# looking for plans for a steam radial engine



## rodue (Jul 29, 2021)

any one know where I could down load prints for steam engine


----------



## Richard Hed (Oct 29, 2021)

rodue said:


> any one know where I could down load prints for steam engine


Did you ever get a reply to your query?


----------



## Jasonb (Oct 30, 2021)

Don't know about (free) download but Myers do a nice one.

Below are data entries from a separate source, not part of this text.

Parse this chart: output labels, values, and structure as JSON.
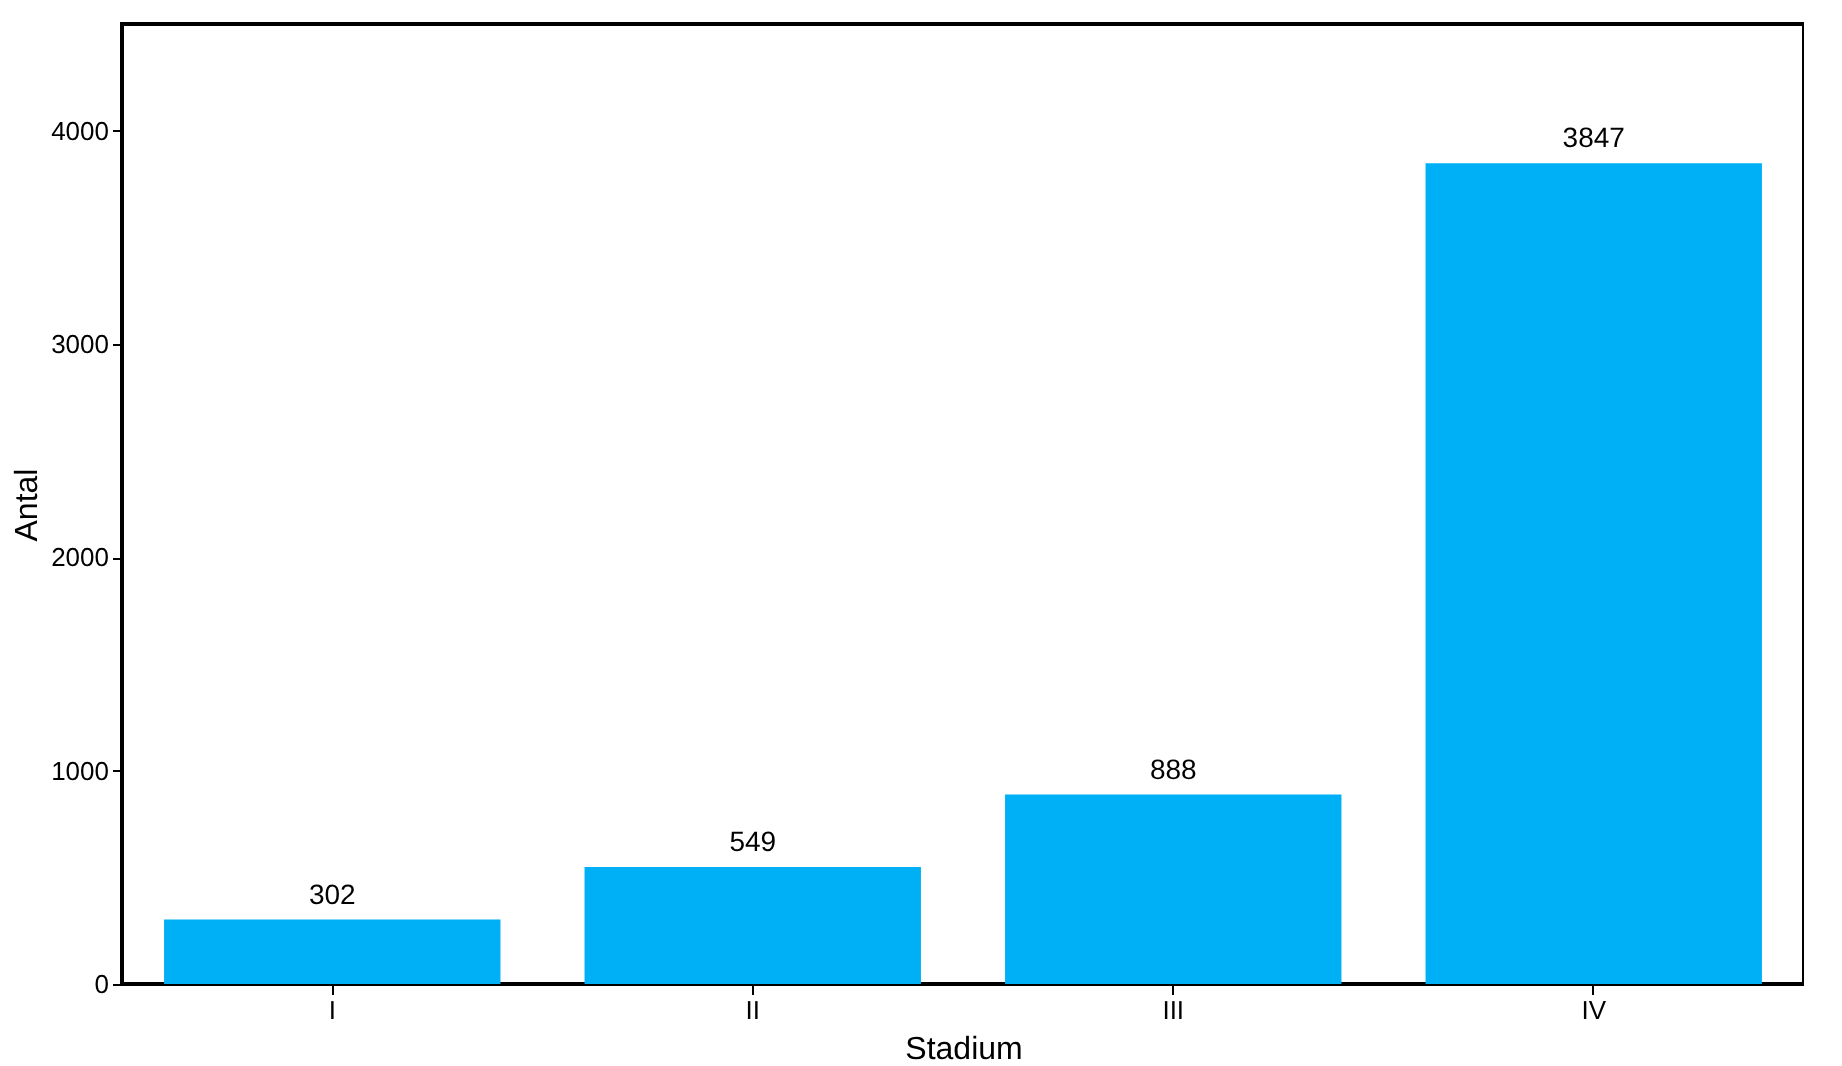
{
  "chart_data": {
    "type": "bar",
    "xlabel": "Stadium",
    "ylabel": "Antal",
    "categories": [
      "I",
      "II",
      "III",
      "IV"
    ],
    "values": [
      302,
      549,
      888,
      3847
    ],
    "color": "#00b0f6",
    "ylim": [
      0,
      4500
    ],
    "yticks": [
      0,
      1000,
      2000,
      3000,
      4000
    ],
    "grid": false,
    "data_labels": true
  }
}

						Steam Aircraft Engine Casting Kit
					

Steam Aircraft Engine Casting Kit



					www.myersengines.com
				




If you are just going to just  run on air then the Linley "Halo" might be found on the net, that's a 5cylinder. Could be altered for steam by changing the pipework to something that won't be affected by heat.


----------



## PMarkey (Oct 30, 2021)

Theirs E.T. Westbury's Cygnet Royal if you wanted plans and castings  Hemingways

Paul


----------



## methuselah1 (Oct 30, 2021)

The Cygnet is a well proven design. Why not do a double rox, six cylinder version? witha hex crankcase, the design is begging for it! Kirk at Hemingways is a nice chap, and he'll sell you extra castings if you ask... He might want some photos of the finished engine though!


----------



## rodue (Oct 31, 2021)

I want to thank every one for the information  now all I have to do is get to run


----------



## Layne Leinster (Nov 9, 2021)

Free CAD Designs, Files & 3D Models | The GrabCAD Community Library
					

The GrabCAD Library offers millions of free CAD designs, CAD files, and 3D models. Join the GrabCAD Community today to gain access and download!




					grabcad.com
				



也许你对这个引擎感兴趣


----------



## Layne Leinster (Nov 10, 2021)

Layne Leinster said:


> Free CAD Designs, Files & 3D Models | The GrabCAD Community Library
> 
> 
> The GrabCAD Library offers millions of free CAD designs, CAD files, and 3D models. Join the GrabCAD Community today to gain access and download!
> ...


Maybe you are interested in this engine


----------